Given that, it’s still not easy to connect the courses on the screen with the courses you picked last semester. Did you expect this cinema class to have so much reading? Did you realize how nice it was going to be to walk to the classroom next door for your back-to-back classes?

And even more importantly, what did you learn this semester? Did your history class change how you view the past? Did your physics class give you a new way to think about the world? Did you pick your classes so that you could learn big truths? Is that what you want your education to be? If so, did that really happen?

I’ve heard a lot of people say that Rebecca Stein’s opportunity cost lecture in Economics 001 opened their eyes to something meaningful and important. I can say I am one of those people. But the idea of opportunity cost is that when you make a choice, you aren’t making a different choice. Written out like that, it seems trivial and obvious.

Take this as an exercise. What were the big ideas you learned in your favorite classes? Can they too be written out as something that seems trivial and obvious? If so, then what exactly happened in those other classes that aren’t your favorites? Did they fail to teach you something trivial and obvious?

There’s something wrong in this. Did I oversimplify a nuanced idea about opportunity cost into sounding trivial? Or is that closer to what all the math does when you apply it in class?

The challenge here is probably what we mean by trivial and obvious, and I’ve certainly seen those words called into question in classes. Professors who have spent decades on a subject throw it around like their material is the most intuitive thing in the world.

We do it to ourselves studying. Who hasn’t spent an evening reviewing notes that seem so easy, only to be confounded on the test the next day?

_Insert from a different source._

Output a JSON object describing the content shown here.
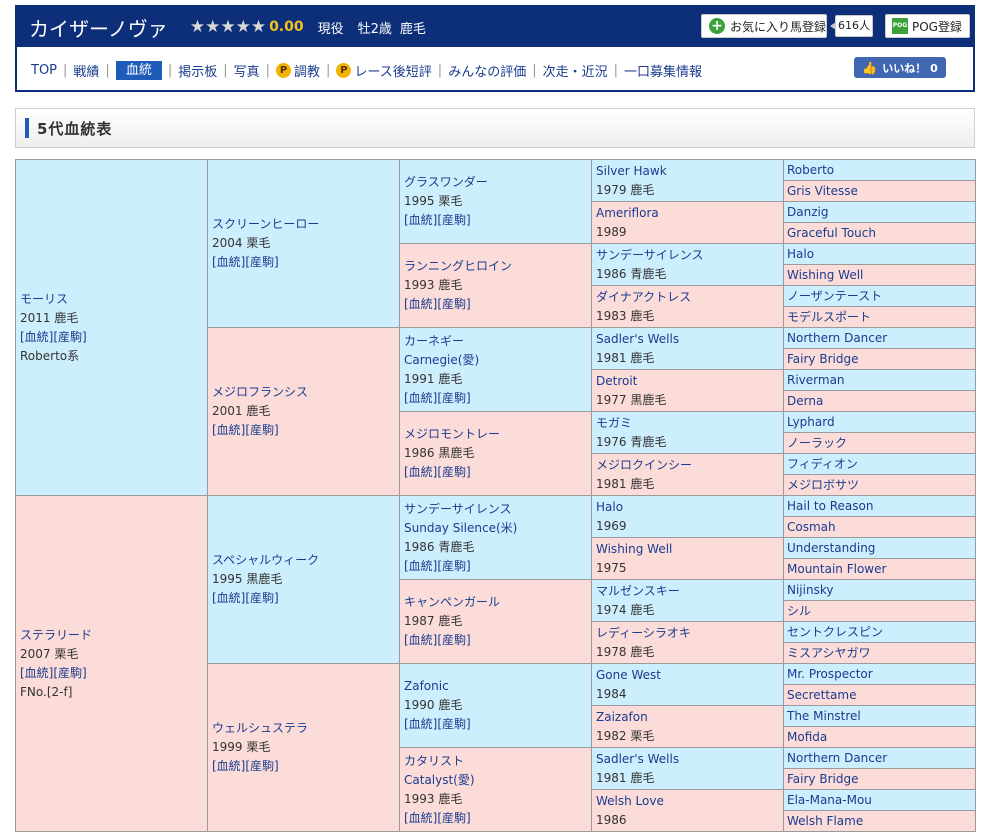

I think the solution lies in understanding the difference between what’s easy and what’s obvious. They don’t have to be the same thing. A lot of the humanities have to do with how important it is to understand and love other people, and while that’s something so obvious that Barney the Dinosaur knows it, that doesn’t make it easy.

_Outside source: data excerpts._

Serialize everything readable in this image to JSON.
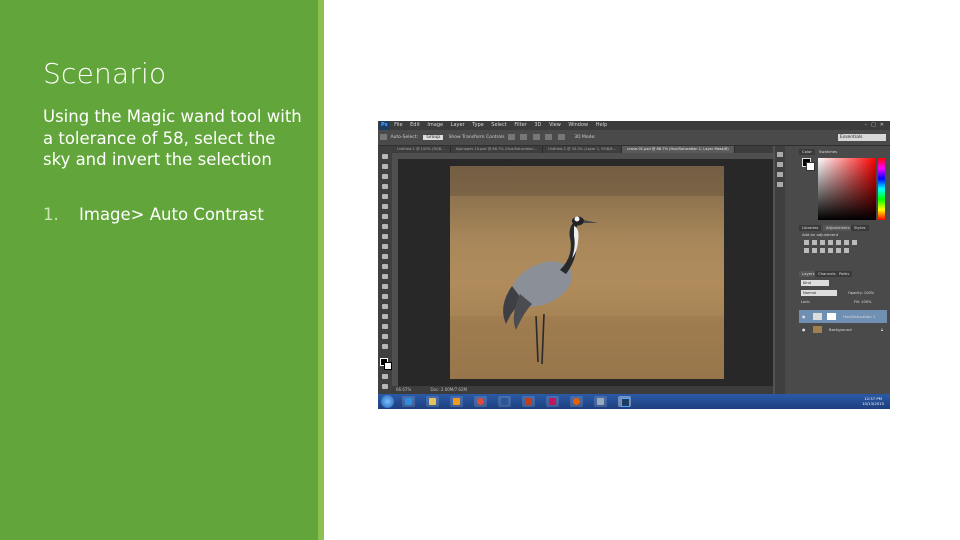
{
  "slide": {
    "title": "Scenario",
    "body": "Using the Magic wand tool with a tolerance of 58,  select the sky and invert the selection",
    "steps": [
      {
        "number": "1.",
        "text": "Image> Auto Contrast"
      }
    ],
    "colors": {
      "sidebar": "#62a63b",
      "sidebar_edge": "#8cc152",
      "text": "#ffffff"
    }
  },
  "screenshot": {
    "app_logo": "Ps",
    "menu": [
      "File",
      "Edit",
      "Image",
      "Layer",
      "Type",
      "Select",
      "Filter",
      "3D",
      "View",
      "Window",
      "Help"
    ],
    "options": {
      "auto_select": "Auto-Select:",
      "group": "Group",
      "transform": "Show Transform Controls",
      "mode": "3D Mode:",
      "workspace": "Essentials"
    },
    "doc_tabs": [
      "Untitled-1 @ 100% (RGB...",
      "Alpinepes 10.psd @ 66.7% (Hue/Saturation...",
      "Untitled-2 @ 33.3% (Layer 1, RGB/8...",
      "crane-01.psd @ 66.7% (Hue/Saturation 1, Layer Mask/8)"
    ],
    "active_tab_index": 3,
    "status": {
      "zoom": "66.67%",
      "doc": "Doc: 2.00M/7.62M"
    },
    "panels": {
      "color_tabs": [
        "Color",
        "Swatches"
      ],
      "adjust_tabs": [
        "Libraries",
        "Adjustments",
        "Styles"
      ],
      "adjust_label": "Add an adjustment",
      "layer_tabs": [
        "Layers",
        "Channels",
        "Paths"
      ],
      "kind": "Kind",
      "blend": "Normal",
      "opacity": "Opacity: 100%",
      "lock": "Lock:",
      "fill": "Fill: 100%",
      "layers": [
        {
          "name": "Hue/Saturation 1",
          "selected": true
        },
        {
          "name": "Background",
          "selected": false
        }
      ]
    },
    "taskbar": {
      "time": "12:37 PM",
      "date": "10/13/2015"
    }
  }
}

So if you’re dismissing a class because it feels like everything you’ve learned is really obvious, maybe it’s good to be reminded of those obvious facts every once in a while. And if you’re upset that a great class feels able to be reduced to a more obvious statement, don’t be. It’s likely there is a lot of work and effort you and others put in to making it obvious.

Likewise, if it’s obvious to pick classes that have good professors, that fulfill your requirements efficiently, that don’t stress you out too much, that have students you like in it, that aren’t too far away, that let you use your skills in new ways, then just remember these obvious things when you log in to start looking at courses.